The reason the AI Bubble will pop is not mass layoffs and the economic consequences thereof. Those glorified text predictors aka LLMs simply can't meaningfully replace workers on a larger scale. The AI Bubble will pop because the technology is a hype, an unsustainable fantasy and the enormous amount of money speculatively pumped into the companies involved will vanish and drag the economy down with it.

AI Boosters and AI Doomers are two sides of the same coin: Both assume that AI technology is about to become insanely powerful. That's why Altman and his billionaire friends have no problem speculating about mass job loss or the impending end of humanity through AGI. Both sides serve to fuel the hype and this obscures a third possibility: That LLMs are limited in what can be done with them and relying on them to fulfill a promise to actually replace humans might very likely be a dead end. A collective realisation that those lofty promises are just the equivalent of pulling a rabbit out of a hat is what will burst that bubble.

[–] cronenthal@discuss.tchncs.de 11 points 1 month ago

I have to be careful not to hurt myself from too much eye-rolling. These LLMs won't replace anyone, the whole premise is complete nonsense. Study after study, real-life experiment after real-life experiment it's becoming abundantly clear how incredibly limited the whole approach is.

[–] BigTechMustBurn@lemmy.ml 2 points 3 weeks ago

Please, God, just let the AI bubble pop already.

So that NVIDIA can get their heads out of their asses and sell their graphics cards for something affordable this side of the galaxy and actually innovate and improve their performance again – instead of relying on fake pixels for “performance.”

[–] Valmond@lemmy.world -1 points 1 month ago* (last edited 1 month ago) (3 children)

Well, if there is an automaton growing cheap food, working for free, it's a new type of society. It won't be an easy change but I think the outcome might be good actually?

Like we'll always need humans, just less in this automated society, and isn't that great?

I'm not saying all AI crap today is good but I do see a possible good future.

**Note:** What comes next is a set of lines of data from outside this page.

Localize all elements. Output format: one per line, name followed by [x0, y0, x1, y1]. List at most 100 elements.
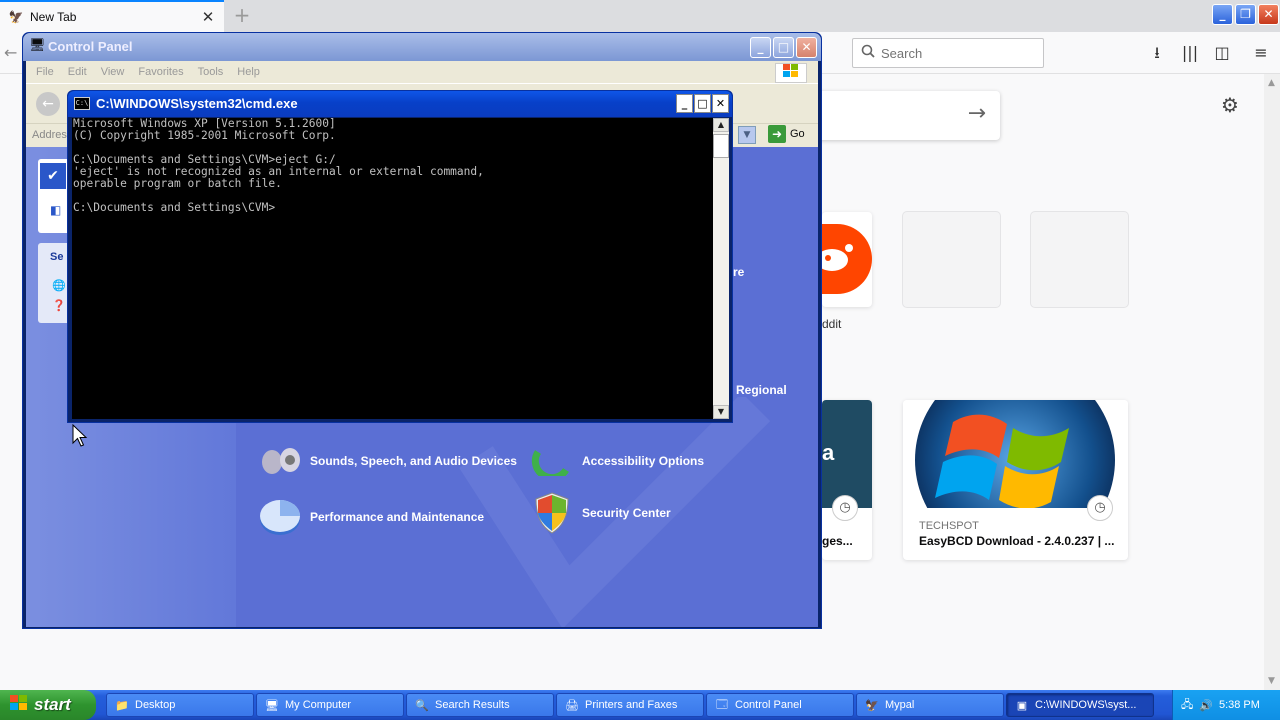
speaker-icon [258, 441, 302, 481]
help-icon[interactable]: ❓ [52, 299, 66, 312]
gear-icon[interactable]: ⚙ [1221, 93, 1239, 117]
maximize-button[interactable]: □ [694, 94, 711, 113]
maximize-button[interactable]: □ [773, 37, 794, 58]
highlight-image: a [822, 400, 872, 508]
menu-bar: File Edit View Favorites Tools Help [26, 61, 818, 83]
taskbar-item-search-results[interactable]: 🔍 Search Results [406, 693, 554, 717]
window-controls: _ □ ✕ [676, 94, 729, 113]
menu-file[interactable]: File [36, 66, 54, 78]
cmd-window: C:\ C:\WINDOWS\system32\cmd.exe _ □ ✕ Mi… [67, 90, 733, 423]
taskbar-item-mypal[interactable]: 🦅 Mypal [856, 693, 1004, 717]
address-label: Addres [32, 129, 67, 141]
windows-flag-icon [10, 695, 28, 715]
top-site-reddit[interactable] [822, 212, 872, 307]
clock[interactable]: 5:38 PM [1219, 699, 1260, 711]
tab-bar: 🦅 New Tab ✕ + _ ❐ ✕ [0, 0, 1280, 32]
console-line: operable program or batch file. [73, 177, 282, 190]
category-partial[interactable]: re [733, 265, 744, 279]
taskbar-item-label: Search Results [435, 699, 510, 711]
scroll-thumb[interactable] [713, 134, 729, 158]
checklist-icon: ✔ [40, 163, 66, 189]
download-icon[interactable]: ⭳ [1144, 40, 1170, 66]
volume-icon[interactable]: 🔊 [1199, 699, 1213, 712]
menu-favorites[interactable]: Favorites [138, 66, 183, 78]
taskbar-item-my-computer[interactable]: 🖥 My Computer [256, 693, 404, 717]
sidebar-icon[interactable]: ◫ [1209, 40, 1235, 66]
cmd-icon: C:\ [74, 97, 90, 110]
chevron-down-icon[interactable]: ▼ [738, 126, 756, 144]
library-icon[interactable]: ||| [1177, 40, 1203, 66]
control-panel-titlebar[interactable]: 🖥 Control Panel _ □ ✕ [23, 33, 821, 61]
classic-view-icon[interactable]: ◧ [50, 203, 61, 217]
scroll-up-icon[interactable]: ▲ [713, 118, 729, 132]
page-scrollbar[interactable]: ▲ ▼ [1264, 74, 1280, 690]
close-button[interactable]: ✕ [1258, 4, 1279, 25]
menu-help[interactable]: Help [237, 66, 260, 78]
clock-icon: ◷ [832, 495, 858, 521]
close-tab-icon[interactable]: ✕ [200, 8, 216, 26]
category-label: Sounds, Speech, and Audio Devices [310, 454, 517, 468]
category-label: Performance and Maintenance [310, 510, 485, 524]
reddit-icon [822, 224, 872, 294]
category-label: Security Center [582, 506, 671, 520]
see-also-heading: Se [50, 251, 64, 263]
top-site-empty[interactable] [903, 212, 1000, 307]
console-output[interactable]: Microsoft Windows XP [Version 5.1.2600] … [72, 118, 713, 419]
go-button[interactable]: ➜ Go [768, 125, 805, 143]
scroll-down-icon[interactable]: ▼ [713, 405, 729, 419]
taskbar-item-label: Control Panel [735, 699, 802, 711]
minimize-button[interactable]: _ [676, 94, 693, 113]
shield-icon [530, 492, 574, 534]
taskbar-item-label: C:\WINDOWS\syst... [1035, 699, 1137, 711]
highlight-title: ges... [822, 534, 853, 548]
search-input[interactable]: Search [852, 38, 1044, 68]
taskbar-item-printers[interactable]: 🖨 Printers and Faxes [556, 693, 704, 717]
menu-icon[interactable]: ≡ [1248, 40, 1274, 66]
highlight-card[interactable]: ◷ TECHSPOT EasyBCD Download - 2.4.0.237 … [903, 400, 1128, 560]
new-tab-button[interactable]: + [230, 4, 254, 28]
console-scrollbar[interactable]: ▲ ▼ [713, 118, 729, 419]
accessibility-icon [530, 441, 574, 481]
scroll-down-icon[interactable]: ▼ [1268, 676, 1275, 686]
top-site-label: ddit [822, 317, 842, 331]
category-security-center[interactable]: Security Center [530, 492, 671, 534]
newtab-search-box[interactable]: → [810, 91, 1000, 140]
scroll-up-icon[interactable]: ▲ [1268, 78, 1275, 88]
cmd-icon: ▣ [1016, 699, 1028, 712]
category-performance[interactable]: Performance and Maintenance [258, 497, 484, 537]
arrow-right-icon[interactable]: → [968, 101, 986, 126]
windows-flag-icon [775, 63, 807, 83]
cmd-titlebar[interactable]: C:\ C:\WINDOWS\system32\cmd.exe _ □ ✕ [68, 91, 732, 117]
category-sounds[interactable]: Sounds, Speech, and Audio Devices [258, 441, 517, 481]
menu-view[interactable]: View [101, 66, 125, 78]
tab-new-tab[interactable]: 🦅 New Tab ✕ [0, 0, 224, 32]
start-button[interactable]: start [0, 690, 96, 720]
minimize-button[interactable]: _ [1212, 4, 1233, 25]
taskbar-item-label: Desktop [135, 699, 176, 711]
control-panel-icon: 🗔 [716, 698, 728, 711]
restore-button[interactable]: ❐ [1235, 4, 1256, 25]
mypal-icon: 🦅 [865, 699, 879, 712]
menu-tools[interactable]: Tools [198, 66, 224, 78]
category-accessibility[interactable]: Accessibility Options [530, 441, 704, 481]
taskbar-item-cmd[interactable]: ▣ C:\WINDOWS\syst... [1006, 693, 1154, 717]
taskbar: start 📁 Desktop 🖥 My Computer 🔍 Search Resu… [0, 690, 1280, 720]
cmd-window-title: C:\WINDOWS\system32\cmd.exe [96, 96, 298, 111]
close-button[interactable]: ✕ [796, 37, 817, 58]
taskbar-item-label: Mypal [885, 699, 915, 711]
clock-icon: ◷ [1087, 495, 1113, 521]
start-label: start [34, 695, 71, 714]
windows-update-icon[interactable]: 🌐 [52, 279, 66, 292]
taskbar-item-control-panel[interactable]: 🗔 Control Panel [706, 693, 854, 717]
taskbar-item-desktop[interactable]: 📁 Desktop [106, 693, 254, 717]
top-site-empty[interactable] [1031, 212, 1128, 307]
highlight-card[interactable]: a ◷ ges... [822, 400, 872, 560]
close-button[interactable]: ✕ [712, 94, 729, 113]
window-controls: _ □ ✕ [750, 37, 817, 58]
search-icon: 🔍 [415, 699, 429, 712]
category-partial[interactable]: Regional [736, 383, 787, 397]
network-icon[interactable]: 🖧 [1181, 696, 1193, 715]
minimize-button[interactable]: _ [750, 37, 771, 58]
menu-edit[interactable]: Edit [68, 66, 87, 78]
back-icon[interactable]: ← [36, 92, 60, 116]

Edit: what a toxic community.

[–] TheBat@lemmy.world 8 points 1 month ago

This bubble is not about that kind of AI. It is majorly driven by GPU guzzling LLM.

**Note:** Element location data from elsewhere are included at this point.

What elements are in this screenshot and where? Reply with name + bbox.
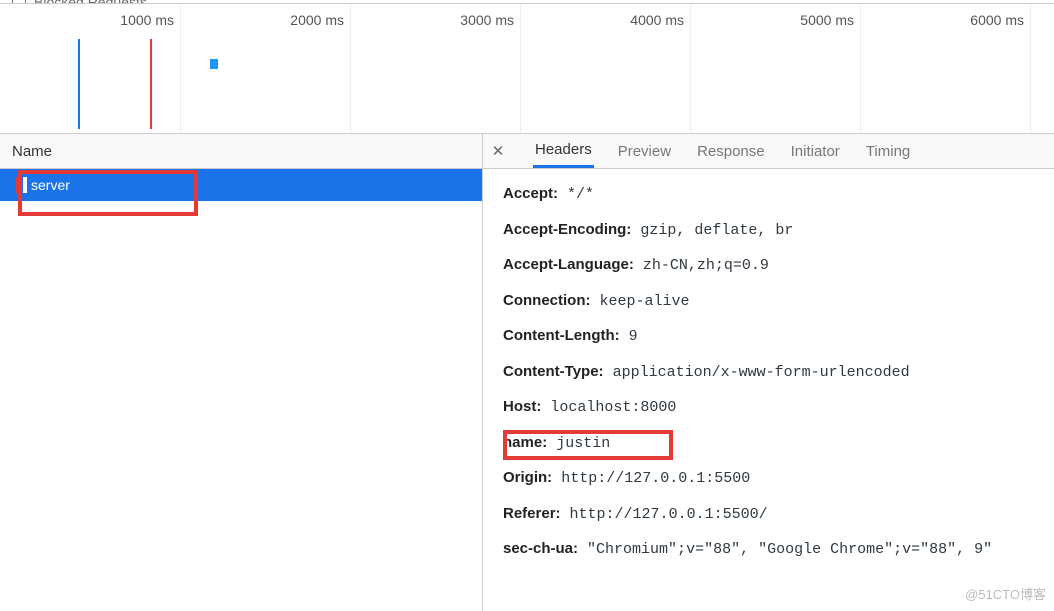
tick-label: 6000 ms xyxy=(970,12,1030,28)
header-line: Content-Length: 9 xyxy=(503,319,1054,355)
request-status-icon xyxy=(23,177,27,193)
tick-label: 1000 ms xyxy=(120,12,180,28)
detail-tabs: ✕ Headers Preview Response Initiator Tim… xyxy=(483,134,1054,169)
tab-initiator[interactable]: Initiator xyxy=(789,134,842,168)
request-name: server xyxy=(31,169,70,201)
tab-timing[interactable]: Timing xyxy=(864,134,912,168)
request-bar[interactable] xyxy=(210,59,218,69)
timeline-overview[interactable]: 1000 ms 2000 ms 3000 ms 4000 ms 5000 ms … xyxy=(0,4,1054,134)
header-line: Referer: http://127.0.0.1:5500/ xyxy=(503,497,1054,533)
load-event-marker xyxy=(150,39,152,129)
header-line: Accept-Encoding: gzip, deflate, br xyxy=(503,213,1054,249)
headers-content[interactable]: Accept: */* Accept-Encoding: gzip, defla… xyxy=(483,169,1054,611)
tab-headers[interactable]: Headers xyxy=(533,134,594,168)
tab-response[interactable]: Response xyxy=(695,134,767,168)
name-column-header[interactable]: Name xyxy=(0,134,482,169)
header-line: Connection: keep-alive xyxy=(503,284,1054,320)
header-line: Origin: http://127.0.0.1:5500 xyxy=(503,461,1054,497)
header-line: Accept-Language: zh-CN,zh;q=0.9 xyxy=(503,248,1054,284)
tick-label: 2000 ms xyxy=(290,12,350,28)
tick-label: 5000 ms xyxy=(800,12,860,28)
request-row[interactable]: server xyxy=(0,169,482,201)
tab-preview[interactable]: Preview xyxy=(616,134,673,168)
tick-label: 4000 ms xyxy=(630,12,690,28)
close-icon[interactable]: ✕ xyxy=(489,142,507,160)
request-detail-pane: ✕ Headers Preview Response Initiator Tim… xyxy=(483,134,1054,611)
header-line: name: justin xyxy=(503,426,1054,462)
header-line: Host: localhost:8000 xyxy=(503,390,1054,426)
header-line: Accept: */* xyxy=(503,177,1054,213)
header-line: Content-Type: application/x-www-form-url… xyxy=(503,355,1054,391)
dom-content-loaded-marker xyxy=(78,39,80,129)
header-line: sec-ch-ua: "Chromium";v="88", "Google Ch… xyxy=(503,532,1054,568)
tick-label: 3000 ms xyxy=(460,12,520,28)
request-status-icon xyxy=(16,177,19,193)
request-list-pane: Name server xyxy=(0,134,483,611)
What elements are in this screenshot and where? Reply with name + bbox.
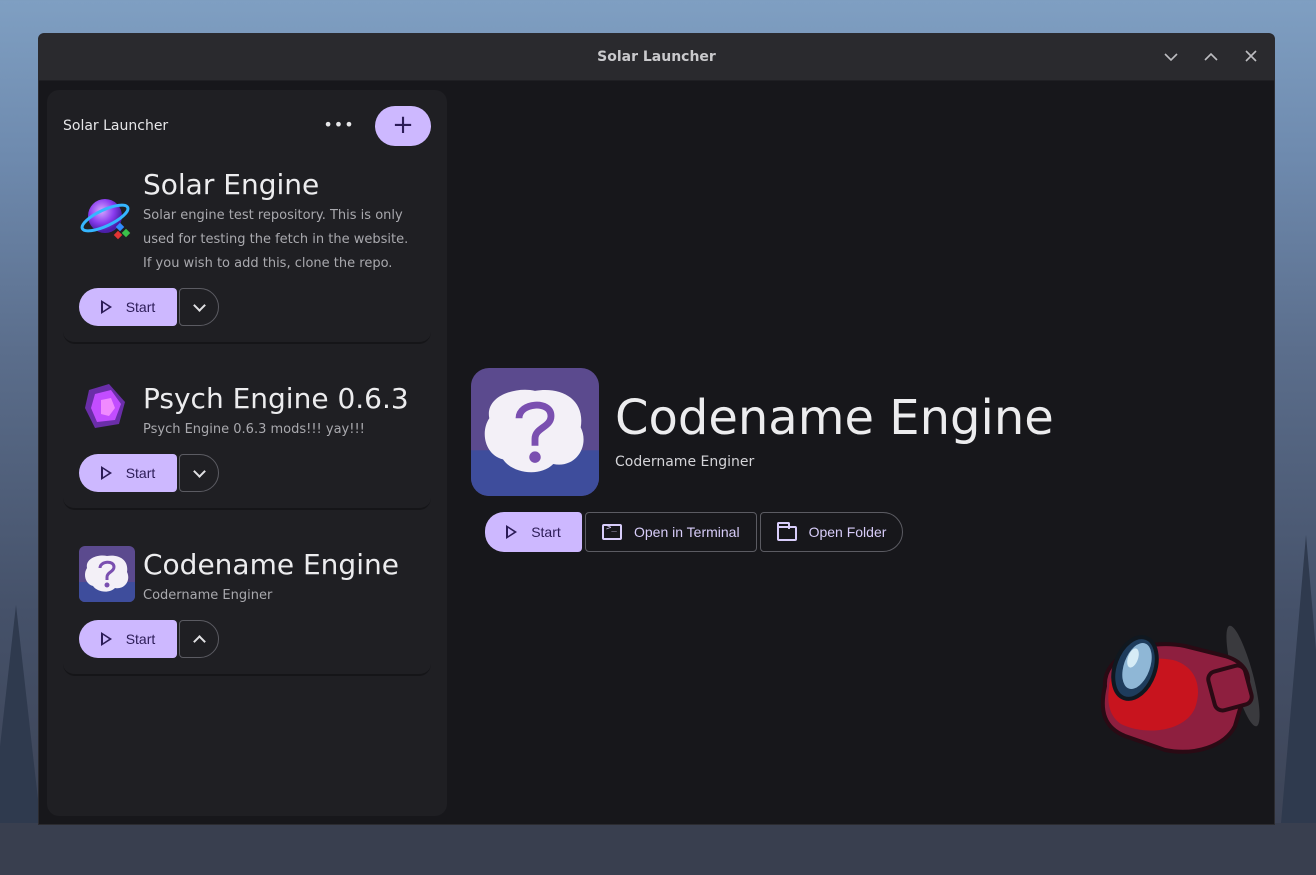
question-mark-icon [79, 546, 135, 602]
chevron-down-icon [192, 464, 206, 478]
engine-card-solar: Solar Engine Solar engine test repositor… [63, 162, 431, 344]
start-label: Start [125, 631, 156, 647]
engine-actions: Start [79, 288, 219, 326]
app-window: Solar Launcher Solar Launcher ••• + Sola… [38, 33, 1275, 825]
play-icon [100, 300, 112, 314]
engine-card-psych: Psych Engine 0.6.3 Psych Engine 0.6.3 mo… [63, 362, 431, 510]
start-label: Start [125, 465, 156, 481]
engine-description: Solar engine test repository. This is on… [143, 208, 409, 271]
start-label: Start [531, 524, 561, 540]
start-button[interactable]: Start [79, 288, 177, 326]
background-tree [0, 605, 42, 835]
chevron-up-icon [192, 634, 206, 648]
crewmate-mascot-icon [1085, 616, 1265, 780]
sidebar-title: Solar Launcher [63, 118, 169, 134]
engine-actions: Start [79, 620, 219, 658]
folder-icon [776, 521, 797, 541]
collapse-button[interactable] [179, 620, 219, 658]
psych-crystal-icon [79, 380, 135, 436]
open-terminal-label: Open in Terminal [634, 524, 740, 540]
start-label: Start [125, 299, 156, 315]
close-icon[interactable] [1242, 49, 1260, 66]
expand-button[interactable] [179, 288, 219, 326]
window-title: Solar Launcher [597, 49, 716, 65]
engine-actions: Start [79, 454, 219, 492]
add-engine-button[interactable]: + [375, 106, 431, 146]
minimize-icon[interactable] [1162, 50, 1180, 66]
expand-button[interactable] [179, 454, 219, 492]
play-icon [506, 525, 518, 539]
start-button[interactable]: Start [485, 512, 582, 552]
selected-engine-name: Codename Engine [615, 390, 1054, 446]
maximize-icon[interactable] [1202, 50, 1220, 66]
engine-description: Psych Engine 0.6.3 mods!!! yay!!! [143, 422, 365, 437]
start-button[interactable]: Start [79, 454, 177, 492]
more-icon[interactable]: ••• [323, 110, 355, 142]
sidebar: Solar Launcher ••• + Solar Engine Solar … [47, 90, 447, 816]
play-icon [100, 632, 112, 646]
engine-description: Codername Enginer [143, 588, 273, 603]
engine-card-codename: Codename Engine Codername Enginer Start [63, 528, 431, 676]
open-folder-button[interactable]: Open Folder [759, 512, 904, 552]
question-mark-icon [471, 368, 599, 496]
open-folder-label: Open Folder [808, 524, 887, 540]
titlebar: Solar Launcher [39, 34, 1274, 81]
sidebar-header: Solar Launcher ••• + [47, 90, 447, 162]
engine-name: Psych Engine 0.6.3 [143, 382, 409, 415]
background-ground [0, 823, 1316, 875]
selected-engine-description: Codername Enginer [615, 454, 755, 470]
background-tree [1280, 535, 1316, 835]
planet-icon [79, 190, 135, 246]
engine-name: Codename Engine [143, 548, 399, 581]
selected-engine-actions: Start Open in Terminal Open Folder [485, 512, 904, 552]
start-button[interactable]: Start [79, 620, 177, 658]
play-icon [100, 466, 112, 480]
terminal-icon [602, 523, 622, 540]
engine-name: Solar Engine [143, 168, 320, 201]
window-controls [1162, 34, 1260, 81]
chevron-down-icon [192, 298, 206, 312]
open-terminal-button[interactable]: Open in Terminal [585, 512, 757, 552]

[–] HetareKing@piefed.social 6 points 1 month ago

We're not currently on a trajectory toward automata like that, at least not with the kind of AI that's currently heavily being invested in, but even if we were, it would not lead to a positive outcome with the way society is set up right now. The problem is that someone would own the automata and therefore be in complete control over in whose benefit the automata would work. Unless the automata are easy to make (and the patents easily bypassed), making it difficult for someone to monopolise them, it would take a fundamental change to the way the economy works for this to benefit everyone, and that's not an inevitability.

But this video isn't really about that, it's about the much more likely scenario that AI does not end up living up to its promises and the money eventually running out, and what the economic fallout of that will be.